Extrait Olivier Barlet, article Africulture

« Il fait nuit, il fait noir. J’ai grandi avec ce noir qui s’illumine quand on va vers un ailleurs : on découvre ce qu’il cachait ». Dans le passionnant Les Deux visages d’une femme bamiléké, Rosine Mbakam retourne au pays après sept ans d’absence. Sa voix très personnelle donne le ton. « On filme pour que les gens regardent », dit-elle à sa mère. Elle se rend au cimetière avec son fils : « Malick, viens dire bonjour à ton grand-père » – lequel est mort avant sa naissance. Dans la maison, au travail au marché, elle filme les lieux de sa mère et de son enfance, cette famille qu’elle a quittée après avoir choisi de rembourser la dot du fiancé et de partir au loin. Nous sommes au Cameroun, où la mémoire des exactions coloniales est douloureuse : « Pour ma mère, les soldats français ont emporté avec eux la vérité ». La famille, c’est aussi la deuxième épouse, acceptée pour partager les tâches. « Je ne savais pas qu’on n’allait pas s’aimer ». La famille, c’est la tristesse et la douleur. « Dans le noir, je vois une lumière. Mes tantes, ma mère, étranges, je ne les reconnais pas ». « Quand tu es seule, Dieu est avec toi », répond la mère. Pourtant, c’est avec ces femmes que Rosine a appris l’autonomie (le marché, la tontine), qu’elle s’est affranchie. C’est dans cette dualité qu’elle s’est construit sa complexité et qu’elle trouve sa lumière, sortie du piège identitaire sans oublier ses racines, prenant sa place dans le monde. « Se confronter à la différence pour découvrir l’autre couleur de mon visage », tandis que l’autre partie de soi est enfui dans la douleur, « en espérant que dans le noir d’autres lumières s’allumeront ».

 

Le blog documentaire

Marie Baget on 5 septembre 2017 A propos de Lussas
Les deux visages d’une femme Bamiléké de Rosine Mbakam

La réalisatrice d’origine camerounaise revient dans son pays et retrouve sa mère. Elle la filme et la questionne avec une grande douceur sur sa vie, ses choix, son quotidien.
A travers sa voix-off à la première personne ou ses questions directement posées en in, la réalisatrice assume sa présence. On ressent sa fragilité mais aussi son immense courage d’aller interroger ainsi ses racines et des traditions qui en général se passent d’explications. Sans jugement et sans rancœur, elle prend la mesure de l’écart entre sa culture d’origine et le mode de vie occidental qu’elle a adopté depuis qu’elle vit en Belgique. Et par la présence de son fils à l’image, elle prolonge ses questionnements sur la transmission de sa culture. Un film à la fois tendre et puissant.

 

AfryKamera Film Festival

An honest, captivating documentary essay by Cameroonian director Rosine Mbakam is a diary of her return to her home after years spent in Europe. The artist utilizes the media of film to discover stories hidden amongst the everyday house rituals of women, who formed her: her mother, aunts, neighbors, local activists..

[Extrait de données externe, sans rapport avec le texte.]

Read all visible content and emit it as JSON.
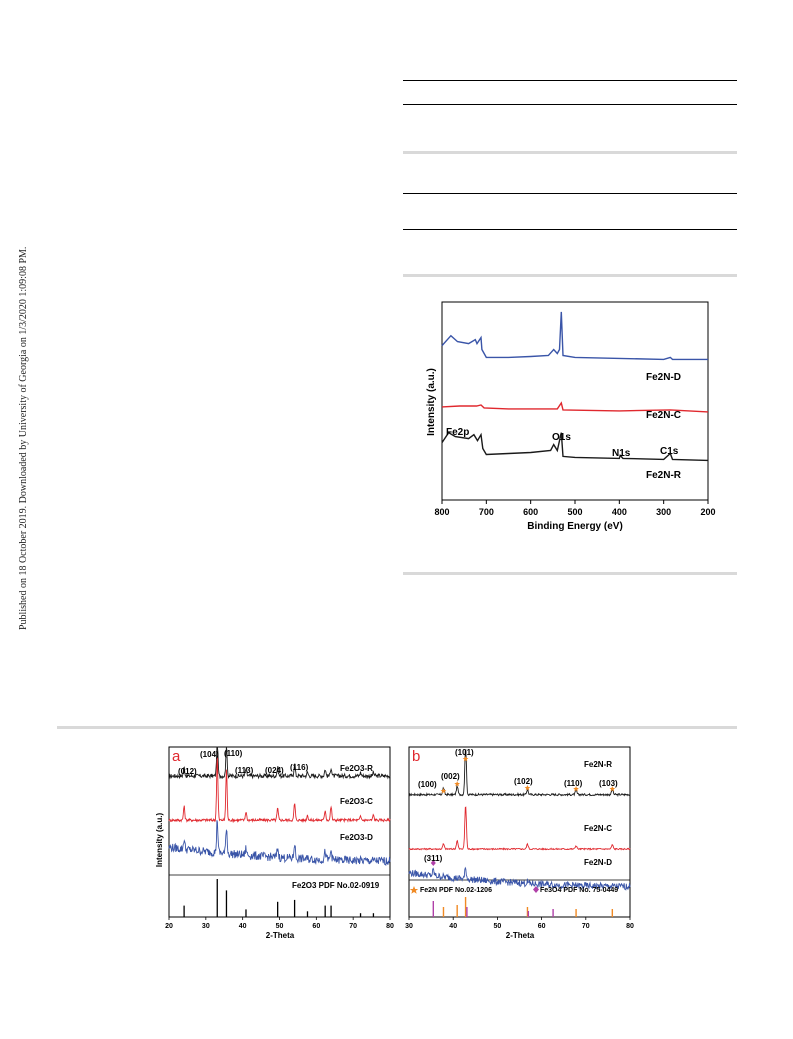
{
  "side_note": "Published on 18 October 2019. Downloaded by University of Georgia on 1/3/2020 1:09:08 PM.",
  "colors": {
    "black": "#1a1a1a",
    "red": "#e0282e",
    "blue": "#3a55a8",
    "orange": "#f08a24",
    "magenta": "#b040a8"
  },
  "chart_data": [
    {
      "type": "line",
      "xlabel": "Binding Energy (eV)",
      "ylabel": "Intensity (a.u.)",
      "xlim": [
        800,
        200
      ],
      "x_ticks": [
        "800",
        "700",
        "600",
        "500",
        "400",
        "300",
        "200"
      ],
      "series": [
        {
          "name": "Fe2N-D",
          "color": "#3a55a8",
          "points": [
            [
              800,
              0.78
            ],
            [
              780,
              0.83
            ],
            [
              765,
              0.8
            ],
            [
              740,
              0.79
            ],
            [
              725,
              0.81
            ],
            [
              721,
              0.79
            ],
            [
              712,
              0.82
            ],
            [
              710,
              0.76
            ],
            [
              700,
              0.72
            ],
            [
              650,
              0.72
            ],
            [
              600,
              0.725
            ],
            [
              560,
              0.73
            ],
            [
              548,
              0.76
            ],
            [
              540,
              0.74
            ],
            [
              535,
              0.76
            ],
            [
              531,
              0.95
            ],
            [
              527,
              0.73
            ],
            [
              500,
              0.72
            ],
            [
              400,
              0.715
            ],
            [
              300,
              0.71
            ],
            [
              285,
              0.72
            ],
            [
              280,
              0.71
            ],
            [
              200,
              0.71
            ]
          ]
        },
        {
          "name": "Fe2N-C",
          "color": "#e0282e",
          "points": [
            [
              800,
              0.47
            ],
            [
              760,
              0.475
            ],
            [
              722,
              0.475
            ],
            [
              712,
              0.48
            ],
            [
              705,
              0.465
            ],
            [
              650,
              0.46
            ],
            [
              560,
              0.46
            ],
            [
              540,
              0.46
            ],
            [
              531,
              0.49
            ],
            [
              527,
              0.455
            ],
            [
              400,
              0.45
            ],
            [
              285,
              0.455
            ],
            [
              200,
              0.445
            ]
          ]
        },
        {
          "name": "Fe2N-R",
          "color": "#1a1a1a",
          "points": [
            [
              800,
              0.29
            ],
            [
              785,
              0.34
            ],
            [
              770,
              0.32
            ],
            [
              740,
              0.31
            ],
            [
              728,
              0.33
            ],
            [
              720,
              0.3
            ],
            [
              712,
              0.33
            ],
            [
              708,
              0.26
            ],
            [
              700,
              0.23
            ],
            [
              650,
              0.235
            ],
            [
              600,
              0.24
            ],
            [
              555,
              0.25
            ],
            [
              548,
              0.28
            ],
            [
              540,
              0.25
            ],
            [
              531,
              0.34
            ],
            [
              527,
              0.22
            ],
            [
              500,
              0.215
            ],
            [
              400,
              0.21
            ],
            [
              398,
              0.225
            ],
            [
              392,
              0.21
            ],
            [
              300,
              0.205
            ],
            [
              285,
              0.235
            ],
            [
              280,
              0.205
            ],
            [
              200,
              0.2
            ]
          ]
        }
      ],
      "annotations": [
        "Fe2p",
        "O1s",
        "N1s",
        "C1s"
      ],
      "legend_labels": [
        "Fe2N-D",
        "Fe2N-C",
        "Fe2N-R"
      ]
    },
    {
      "type": "line",
      "panel": "a",
      "xlabel": "2-Theta",
      "ylabel": "Intensity (a.u.)",
      "xlim": [
        20,
        80
      ],
      "x_ticks": [
        "20",
        "30",
        "40",
        "50",
        "60",
        "70",
        "80"
      ],
      "series": [
        {
          "name": "Fe2O3-R",
          "color": "#1a1a1a",
          "base": 0.83,
          "noise": 0.012,
          "peaks": [
            [
              24.1,
              0.05
            ],
            [
              33.1,
              0.22
            ],
            [
              35.6,
              0.18
            ],
            [
              40.9,
              0.04
            ],
            [
              49.5,
              0.05
            ],
            [
              54.1,
              0.07
            ],
            [
              57.6,
              0.02
            ],
            [
              62.4,
              0.04
            ],
            [
              64.0,
              0.05
            ],
            [
              72.0,
              0.02
            ],
            [
              75.5,
              0.02
            ]
          ]
        },
        {
          "name": "Fe2O3-C",
          "color": "#e0282e",
          "base": 0.57,
          "noise": 0.008,
          "peaks": [
            [
              24.1,
              0.08
            ],
            [
              33.1,
              0.38
            ],
            [
              35.6,
              0.3
            ],
            [
              40.9,
              0.05
            ],
            [
              49.5,
              0.07
            ],
            [
              54.1,
              0.1
            ],
            [
              57.6,
              0.03
            ],
            [
              62.4,
              0.06
            ],
            [
              64.0,
              0.08
            ],
            [
              72.0,
              0.02
            ],
            [
              75.5,
              0.03
            ]
          ]
        },
        {
          "name": "Fe2O3-D",
          "color": "#3a55a8",
          "base": 0.33,
          "noise": 0.025,
          "slope": true,
          "peaks": [
            [
              24.1,
              0.06
            ],
            [
              33.1,
              0.2
            ],
            [
              35.6,
              0.16
            ],
            [
              40.9,
              0.04
            ],
            [
              49.5,
              0.06
            ],
            [
              54.1,
              0.09
            ],
            [
              62.4,
              0.05
            ],
            [
              64.0,
              0.06
            ]
          ]
        }
      ],
      "reference_sticks": [
        [
          24.1,
          0.3
        ],
        [
          33.1,
          1.0
        ],
        [
          35.6,
          0.7
        ],
        [
          40.9,
          0.2
        ],
        [
          49.5,
          0.4
        ],
        [
          54.1,
          0.45
        ],
        [
          57.6,
          0.15
        ],
        [
          62.4,
          0.3
        ],
        [
          64.0,
          0.3
        ],
        [
          72.0,
          0.1
        ],
        [
          75.5,
          0.1
        ]
      ],
      "reference_label": "Fe2O3 PDF No.02-0919",
      "annotations": [
        "(012)",
        "(104)",
        "(110)",
        "(113)",
        "(024)",
        "(116)"
      ]
    },
    {
      "type": "line",
      "panel": "b",
      "xlabel": "2-Theta",
      "ylabel": "Intensity (a.u.)",
      "xlim": [
        30,
        80
      ],
      "x_ticks": [
        "30",
        "40",
        "50",
        "60",
        "70",
        "80"
      ],
      "series": [
        {
          "name": "Fe2N-R",
          "color": "#1a1a1a",
          "base": 0.72,
          "noise": 0.006,
          "peaks": [
            [
              37.8,
              0.04
            ],
            [
              40.9,
              0.05
            ],
            [
              42.8,
              0.28
            ],
            [
              56.8,
              0.03
            ],
            [
              67.8,
              0.025
            ],
            [
              76.0,
              0.03
            ]
          ]
        },
        {
          "name": "Fe2N-C",
          "color": "#e0282e",
          "base": 0.4,
          "noise": 0.004,
          "peaks": [
            [
              37.8,
              0.03
            ],
            [
              40.9,
              0.05
            ],
            [
              42.8,
              0.26
            ],
            [
              56.8,
              0.03
            ],
            [
              67.8,
              0.02
            ],
            [
              76.0,
              0.025
            ]
          ]
        },
        {
          "name": "Fe2N-D",
          "color": "#3a55a8",
          "base": 0.18,
          "noise": 0.02,
          "slope": true,
          "peaks": [
            [
              35.5,
              0.03
            ],
            [
              42.8,
              0.06
            ],
            [
              56.8,
              0.01
            ]
          ]
        }
      ],
      "reference_sticks_fe2n": [
        [
          37.8,
          0.5
        ],
        [
          40.9,
          0.6
        ],
        [
          42.8,
          1.0
        ],
        [
          56.8,
          0.5
        ],
        [
          67.8,
          0.4
        ],
        [
          76.0,
          0.4
        ]
      ],
      "reference_sticks_fe3o4": [
        [
          35.5,
          0.8
        ],
        [
          43.1,
          0.5
        ],
        [
          57.0,
          0.3
        ],
        [
          62.6,
          0.4
        ]
      ],
      "reference_labels": [
        "Fe2N PDF No.02-1206",
        "Fe3O4 PDF No. 75-0449"
      ],
      "annotations": [
        "(101)",
        "(002)",
        "(100)",
        "(102)",
        "(110)",
        "(103)",
        "(311)"
      ]
    }
  ],
  "xps": {
    "ylabel": "Intensity (a.u.)",
    "xlabel": "Binding Energy (eV)",
    "ticks": [
      "800",
      "700",
      "600",
      "500",
      "400",
      "300",
      "200"
    ],
    "fe2p": "Fe2p",
    "o1s": "O1s",
    "n1s": "N1s",
    "c1s": "C1s"
  },
  "xrd_a": {
    "letter": "a",
    "ylabel": "Intensity (a.u.)",
    "xlabel": "2-Theta",
    "ticks": [
      "20",
      "30",
      "40",
      "50",
      "60",
      "70",
      "80"
    ],
    "h012": "(012)",
    "h104": "(104)",
    "h110": "(110)",
    "h113": "(113)",
    "h024": "(024)",
    "h116": "(116)",
    "ref": "Fe2O3 PDF No.02-0919"
  },
  "xrd_b": {
    "letter": "b",
    "ylabel": "Intensity (a.u.)",
    "xlabel": "2-Theta",
    "ticks": [
      "30",
      "40",
      "50",
      "60",
      "70",
      "80"
    ],
    "h101": "(101)",
    "h002": "(002)",
    "h100": "(100)",
    "h102": "(102)",
    "h110": "(110)",
    "h103": "(103)",
    "h311": "(311)"
  }
}
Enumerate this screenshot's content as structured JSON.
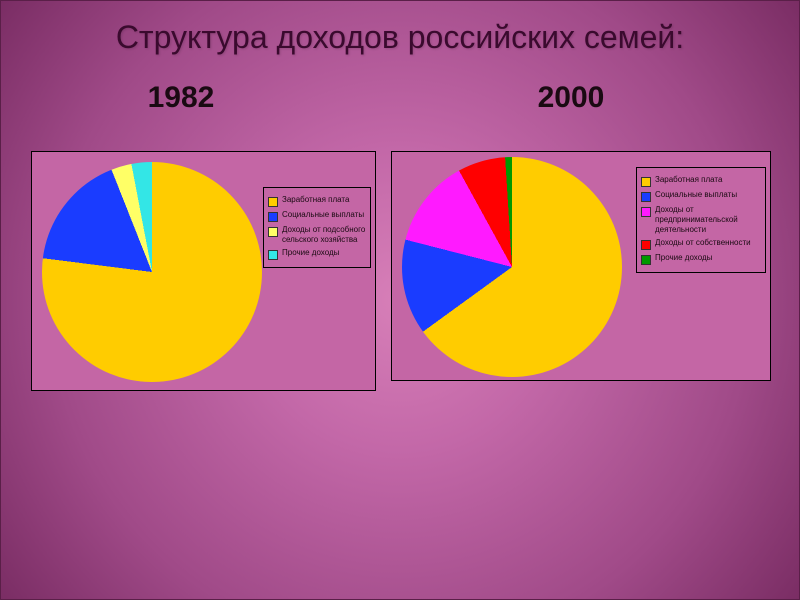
{
  "title": "Структура доходов российских семей:",
  "background": {
    "gradient_center": "#d77fb8",
    "gradient_mid": "#a04a88",
    "gradient_edge": "#7a2d64"
  },
  "chart_1982": {
    "type": "pie",
    "year_label": "1982",
    "year_fontsize": 30,
    "plot_bg": "#c466a5",
    "border_color": "#000000",
    "slices": [
      {
        "label": "Заработная плата",
        "value": 77,
        "color": "#ffcc00"
      },
      {
        "label": "Социальные выплаты",
        "value": 17,
        "color": "#1a3cff"
      },
      {
        "label": "Доходы от подсобного сельского хозяйства",
        "value": 3,
        "color": "#ffff66"
      },
      {
        "label": "Прочие доходы",
        "value": 3,
        "color": "#33e6e6"
      }
    ],
    "start_angle_deg": 270,
    "direction": "clockwise",
    "legend_position": "right",
    "legend_fontsize": 8
  },
  "chart_2000": {
    "type": "pie",
    "year_label": "2000",
    "year_fontsize": 30,
    "plot_bg": "#c466a5",
    "border_color": "#000000",
    "slices": [
      {
        "label": "Заработная плата",
        "value": 65,
        "color": "#ffcc00"
      },
      {
        "label": "Социальные выплаты",
        "value": 14,
        "color": "#1a3cff"
      },
      {
        "label": "Доходы от предпринимательской деятельности",
        "value": 13,
        "color": "#ff1aff"
      },
      {
        "label": "Доходы от собственности",
        "value": 7,
        "color": "#ff0000"
      },
      {
        "label": "Прочие доходы",
        "value": 1,
        "color": "#009900"
      }
    ],
    "start_angle_deg": 270,
    "direction": "clockwise",
    "legend_position": "right",
    "legend_fontsize": 8
  }
}
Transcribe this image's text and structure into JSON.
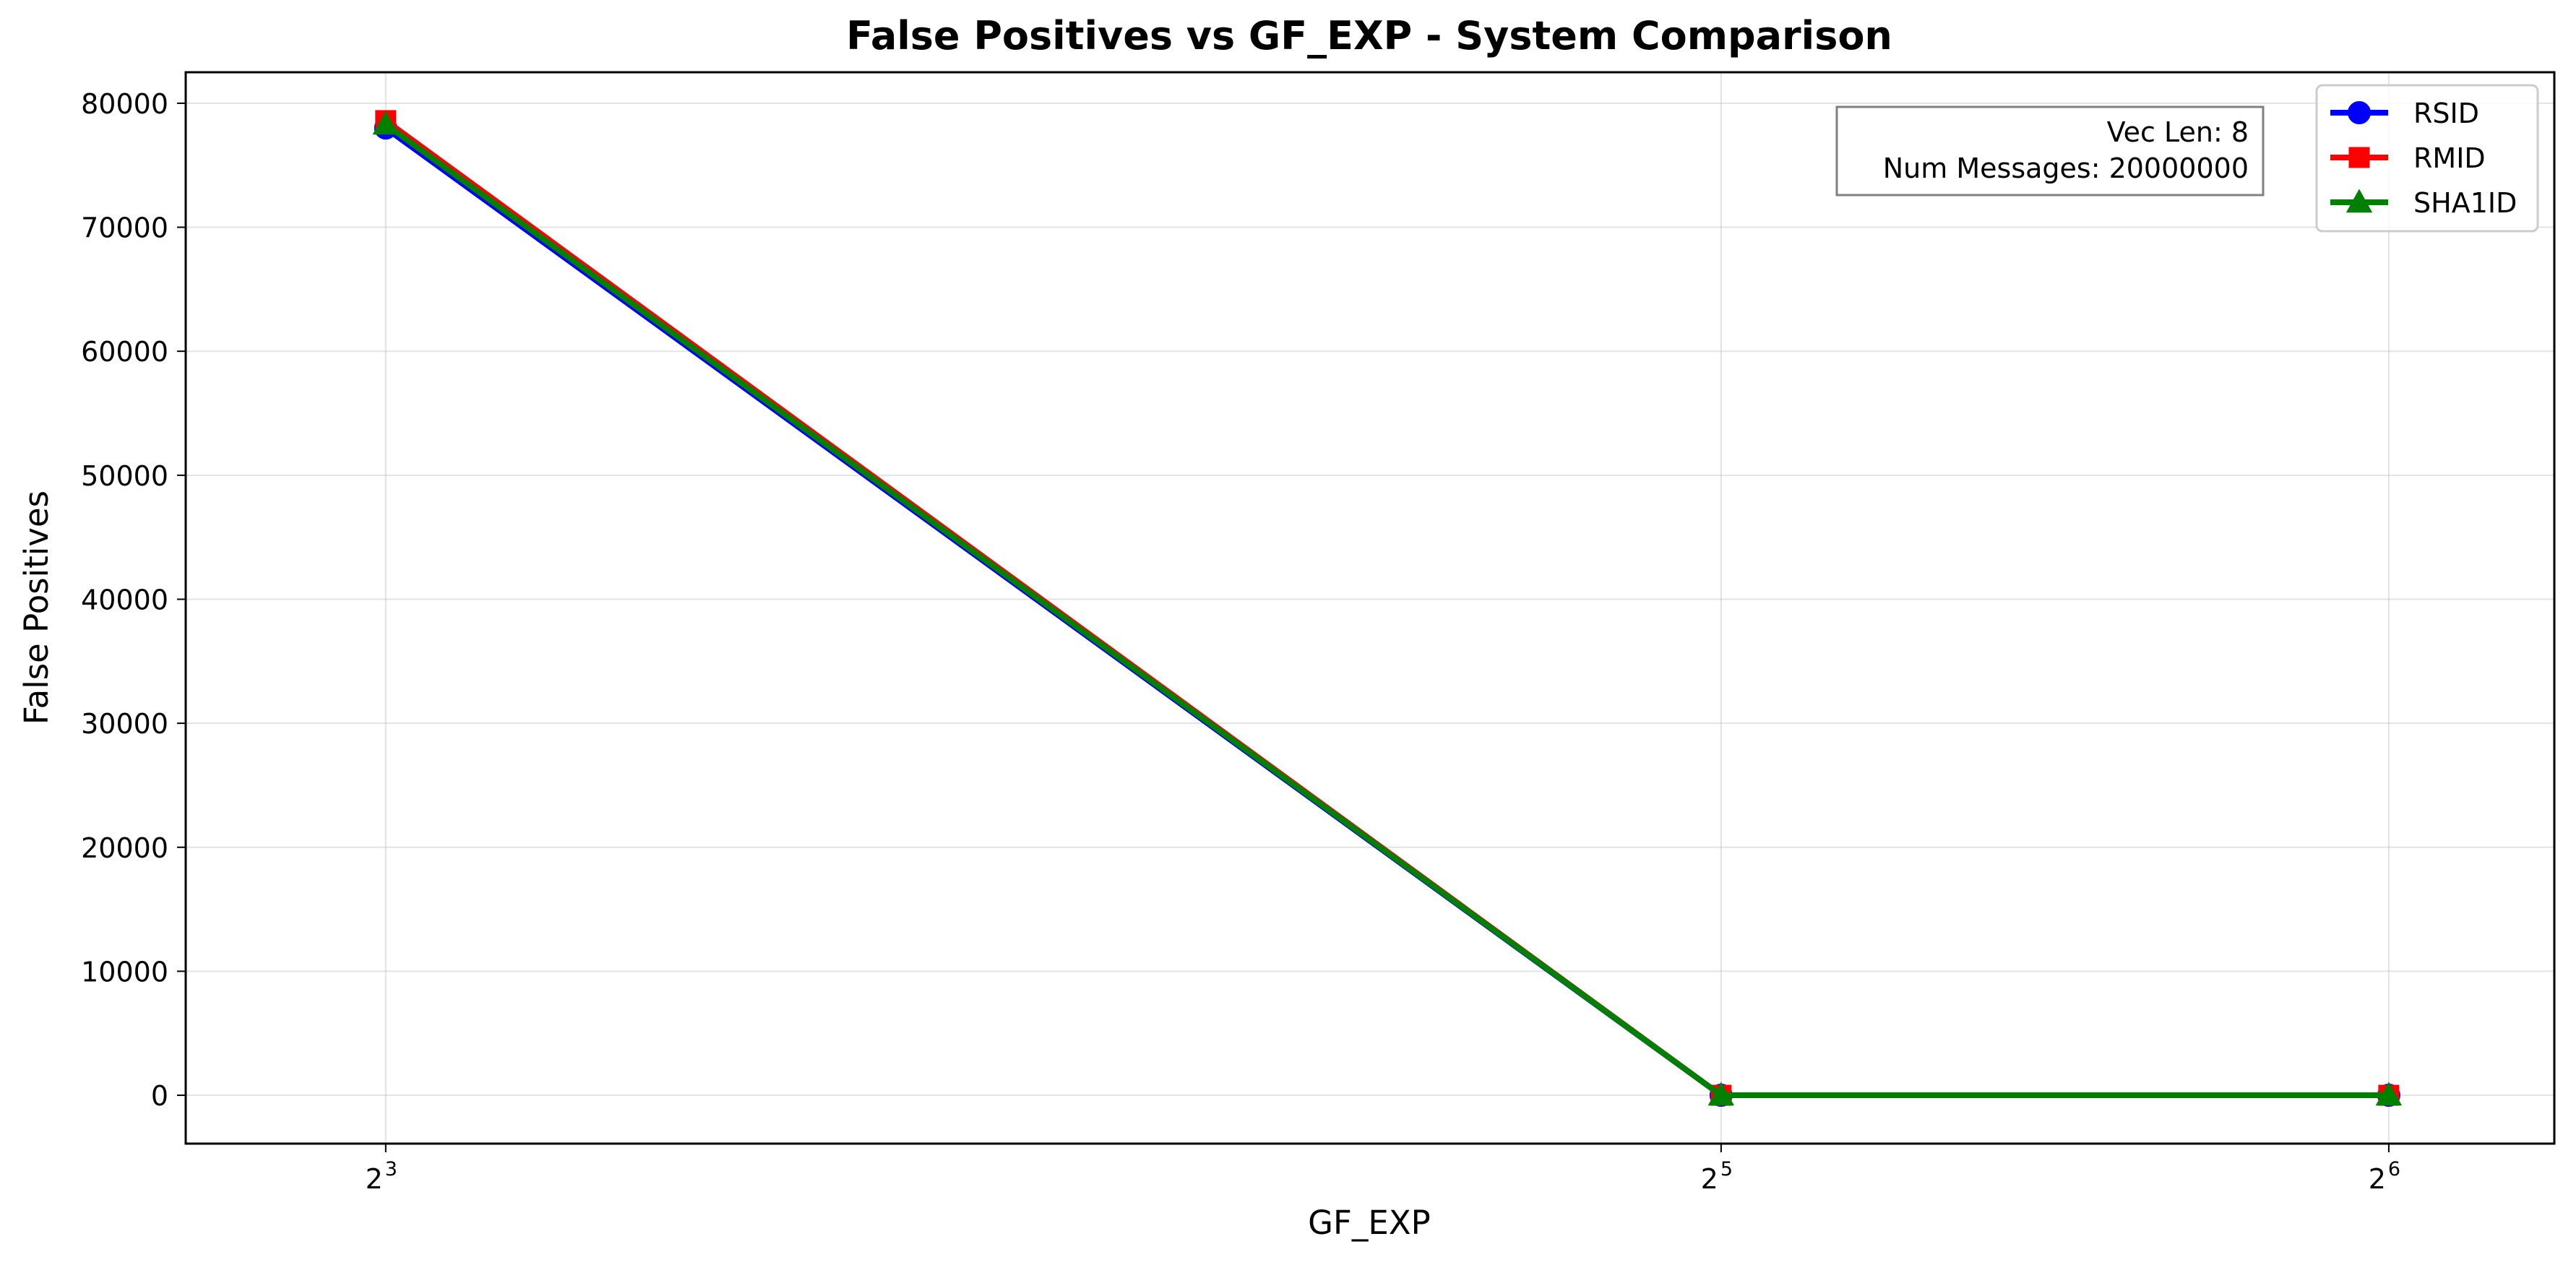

The story’s pretexts are often simple items – a stone to grind herbs, a hot towel to massage during childbirth, dresses worn for special events. These ordinary everyday things record intimate pieces of history, female traditions passed on from generation to generation; bits of evidence of dramatic events which reflect the troubled history of the country. This private reconstruction of a family chronicle transforms into a search for a much wider, hidden message. The up-front documentary style allows Mbakam to avoid sentimentality, giving pure narrative energy to the indomitable women that are close to her.